Contro tale decisione, gli eredi dell’uomo proposero ancora una volta ricorso per Cassazione, lamentando la mancata applicazione, da parte della corte di merito, delle tabelle del Tribunale di Milano sulla base dell’erroneo presupposto che fosse stata superata l’aspettativa media di vita, laddove invece, secondo i ricorrenti, la durata della vita media dovrebbe essere considerata per ogni singola fascia di età e che essendo al vita media pari a 82 anni, per una persona che ha superato la soglia degli 80 anni vi sarebbe una aspettativa di circa 12 anni in più.

La Corte di Cassazione (Terza Sezione Civile, sentenza n. 8532/2020) ha ritenuto il motivo in parte fondato.

La domanda era stata proposta per l’invalidità permanente ed il giudice di merito avrebbe dovuto fare applicazione, per la liquidazione del relativo danno, delle tabelle del Tribunale di Milano, munite di efficacia para-normativa in quanto concretizzazione del criterio della liquidazione equitativa previsto dall’art. 1226 c.c., e non applicare un criterio equitativo puro, privo peraltro di parametri di riferimento.

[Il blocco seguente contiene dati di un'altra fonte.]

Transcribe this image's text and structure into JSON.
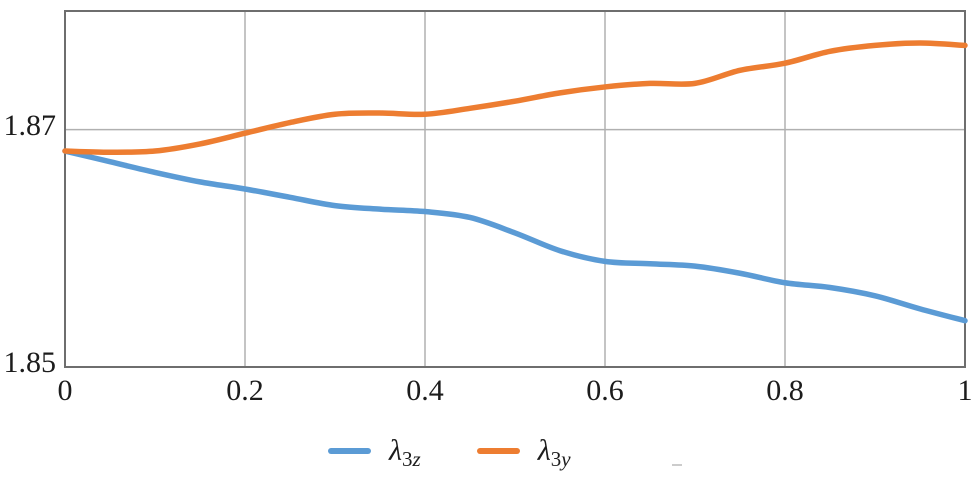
{
  "chart_data": {
    "type": "line",
    "title": "",
    "xlabel": "",
    "ylabel": "",
    "xlim": [
      0,
      1
    ],
    "ylim": [
      1.85,
      1.88
    ],
    "grid": true,
    "legend_position": "bottom",
    "x_ticks": [
      0,
      0.2,
      0.4,
      0.6,
      0.8,
      1
    ],
    "x_tick_labels": [
      "0",
      "0.2",
      "0.4",
      "0.6",
      "0.8",
      "1"
    ],
    "y_ticks": [
      1.85,
      1.87
    ],
    "y_tick_labels": [
      "1.85",
      "1.87"
    ],
    "x": [
      0,
      0.05,
      0.1,
      0.15,
      0.2,
      0.25,
      0.3,
      0.35,
      0.4,
      0.45,
      0.5,
      0.55,
      0.6,
      0.65,
      0.7,
      0.75,
      0.8,
      0.85,
      0.9,
      0.95,
      1
    ],
    "series": [
      {
        "name": "λ3z",
        "color": "#5B9BD5",
        "values": [
          1.8682,
          1.8673,
          1.8664,
          1.8656,
          1.865,
          1.8643,
          1.8636,
          1.8633,
          1.8631,
          1.8626,
          1.8613,
          1.8598,
          1.8589,
          1.8587,
          1.8585,
          1.8579,
          1.8571,
          1.8567,
          1.856,
          1.8549,
          1.8539
        ]
      },
      {
        "name": "λ3y",
        "color": "#ED7D31",
        "values": [
          1.8682,
          1.8681,
          1.8682,
          1.8688,
          1.8697,
          1.8706,
          1.8713,
          1.8714,
          1.8713,
          1.8718,
          1.8724,
          1.8731,
          1.8736,
          1.8739,
          1.8739,
          1.875,
          1.8756,
          1.8766,
          1.8771,
          1.8773,
          1.8771
        ]
      }
    ]
  },
  "legend": {
    "items": [
      {
        "name": "lambda-3z",
        "symbol": "λ",
        "sub_digit": "3",
        "sub_letter": "z",
        "color": "#5B9BD5"
      },
      {
        "name": "lambda-3y",
        "symbol": "λ",
        "sub_digit": "3",
        "sub_letter": "y",
        "color": "#ED7D31"
      }
    ]
  },
  "colors": {
    "grid": "#b0b0b0",
    "frame": "#6e6e6e",
    "text": "#1c1c1c",
    "background": "#ffffff"
  }
}
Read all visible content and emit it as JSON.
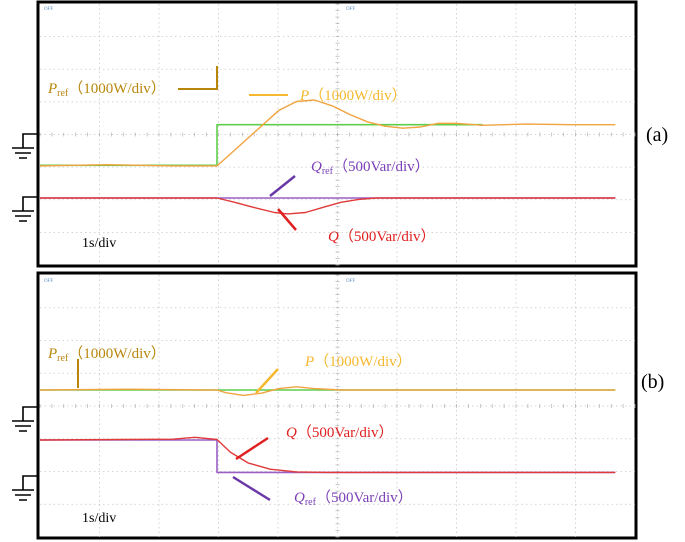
{
  "chart_data": [
    {
      "type": "line",
      "panel_label": "(a)",
      "time_scale_label": "1s/div",
      "x_unit": "div",
      "grid": true,
      "top_marker": "OFF",
      "series": [
        {
          "name": "P_ref",
          "label_main": "P",
          "label_sub": "ref",
          "label_scale": "（1000W/div）",
          "color": "#5fce4a",
          "points": [
            [
              0,
              -1.7
            ],
            [
              4,
              -1.7
            ],
            [
              4,
              -0.3
            ],
            [
              10,
              -0.3
            ]
          ]
        },
        {
          "name": "P",
          "label_main": "P",
          "label_sub": "",
          "label_scale": "（1000W/div）",
          "color": "#f1a340",
          "points": [
            [
              0,
              -1.72
            ],
            [
              1.5,
              -1.68
            ],
            [
              3,
              -1.72
            ],
            [
              4,
              -1.72
            ],
            [
              4.2,
              -1.45
            ],
            [
              4.6,
              -0.9
            ],
            [
              5,
              -0.35
            ],
            [
              5.4,
              0.2
            ],
            [
              5.8,
              0.5
            ],
            [
              6.2,
              0.55
            ],
            [
              6.6,
              0.35
            ],
            [
              7,
              0.05
            ],
            [
              7.4,
              -0.2
            ],
            [
              7.8,
              -0.35
            ],
            [
              8.2,
              -0.42
            ],
            [
              8.6,
              -0.38
            ],
            [
              9,
              -0.25
            ],
            [
              9.4,
              -0.25
            ],
            [
              10,
              -0.32
            ],
            [
              11,
              -0.28
            ],
            [
              12,
              -0.3
            ],
            [
              13,
              -0.3
            ]
          ]
        },
        {
          "name": "Q_ref",
          "label_main": "Q",
          "label_sub": "ref",
          "label_scale": "（500Var/div）",
          "color": "#9a5fc4",
          "points": [
            [
              0,
              0
            ],
            [
              13,
              0
            ]
          ]
        },
        {
          "name": "Q",
          "label_main": "Q",
          "label_sub": "",
          "label_scale": "（500Var/div）",
          "color": "#e03a3a",
          "points": [
            [
              0,
              0
            ],
            [
              4,
              0
            ],
            [
              4.4,
              -0.15
            ],
            [
              4.9,
              -0.35
            ],
            [
              5.3,
              -0.5
            ],
            [
              5.6,
              -0.55
            ],
            [
              6,
              -0.5
            ],
            [
              6.4,
              -0.32
            ],
            [
              6.8,
              -0.15
            ],
            [
              7.2,
              -0.05
            ],
            [
              7.6,
              0
            ],
            [
              13,
              0
            ]
          ]
        }
      ]
    },
    {
      "type": "line",
      "panel_label": "(b)",
      "time_scale_label": "1s/div",
      "x_unit": "div",
      "grid": true,
      "top_marker": "OFF",
      "series": [
        {
          "name": "P_ref",
          "label_main": "P",
          "label_sub": "ref",
          "label_scale": "（1000W/div）",
          "color": "#5fce4a",
          "points": [
            [
              0,
              0
            ],
            [
              13,
              0
            ]
          ]
        },
        {
          "name": "P",
          "label_main": "P",
          "label_sub": "",
          "label_scale": "（1000W/div）",
          "color": "#f1a340",
          "points": [
            [
              0,
              0
            ],
            [
              2,
              0.03
            ],
            [
              3.8,
              0
            ],
            [
              4,
              0
            ],
            [
              4.2,
              -0.1
            ],
            [
              4.6,
              -0.2
            ],
            [
              5,
              -0.12
            ],
            [
              5.4,
              0.05
            ],
            [
              5.8,
              0.12
            ],
            [
              6.2,
              0.05
            ],
            [
              6.8,
              0
            ],
            [
              13,
              0
            ]
          ]
        },
        {
          "name": "Q_ref",
          "label_main": "Q",
          "label_sub": "ref",
          "label_scale": "（500Var/div）",
          "color": "#9a5fc4",
          "points": [
            [
              0,
              0
            ],
            [
              4,
              0
            ],
            [
              4,
              -1.2
            ],
            [
              13,
              -1.2
            ]
          ]
        },
        {
          "name": "Q",
          "label_main": "Q",
          "label_sub": "",
          "label_scale": "（500Var/div）",
          "color": "#e03a3a",
          "points": [
            [
              0,
              0
            ],
            [
              3,
              0.03
            ],
            [
              3.5,
              0.1
            ],
            [
              4,
              0.02
            ],
            [
              4.3,
              -0.45
            ],
            [
              4.7,
              -0.85
            ],
            [
              5.2,
              -1.08
            ],
            [
              5.8,
              -1.18
            ],
            [
              6.5,
              -1.2
            ],
            [
              13,
              -1.2
            ]
          ]
        }
      ]
    }
  ]
}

L’intervenuto decesso della parte comporta tuttavia che la valutazione probabilistica connessa all’ipotetica durata della vita del soggetto danneggiato vada sostituita con quella del concreto danno effettivamente prodottosi, cosicché l’ammontare del danno biologico che gli eredi richiedono iure successionis deve essere calcolato, non con riferimento alla durata probabile della vita della vittima, ma alla sua durata effettiva. In altre parole, il danno tabellarmente determinato dovrà, dal giudice di merito, essere proporzionalmente ridotto avuto riguardo al tempo di effettiva sopravvivenza del danneggiato.

In particolare, il giudice dovrà adottare “il criterio della proporzione, secondo cui il risarcimento che si sarebbe liquidato a persona vivente sta al numero di anni che questi aveva ancora da vivere secondo le statistiche di mortalità, come il risarcimento da liquidare a persona già defunta sta al numero di anni da questa effettivamente vissuti tra l’infortunio e la morte” (Cass. n. 13331/2015).

I giudici del Supremo Collegio non hanno, invece, accolto il terzo motivo di ricorso, ove i ricorrenti denunciavano la violazione o falsa applicazione dell’art. 2043 c.c. e L. n. 210 del 1992. Stante la diversa natura delle due erogazioni, ad avviso degli eredi del danneggiato, il diritto al risarcimento del danno conseguente ad una trasfusione di sangue infetto non verrebbe meno in ragione dell’indennizzo previsto dalla L. n. 212 del 1992.

Il motivo è stato dichiarato inammissibile. Il diritto al risarcimento del danno conseguente al contagio da virus HBV, HIV o HCV a seguito di emotrasfusioni con sangue infetto ha natura diversa rispetto all’attribuzione indennitaria regolata dalla L. n. 210 del 1992; tuttavia, nel giudizio risarcitorio promosso contro il Ministero della salute per omessa adozione delle dovute cautele, l’indennizzo eventualmente già corrisposto al danneggiato può essere interamente scomputato dalle somme liquidabili a titolo di risarcimento del danno (“compensatio lucri cum damno”), venendo altrimenti la vittima a godere di un ingiustificato arricchimento consistente nel porre a carico di un medesimo soggetto (il Ministero) due diverse attribuzioni patrimoniali in relazione al medesimo fatto lesivo (Cass. n. 991 del 2014; n. 6573 del 2013; n. 584 del 2008).

In definitiva, la sentenza è stata parzialmente cassata con rinvio alla corte d’appello di Napoli per un nuovo esame della vicenda.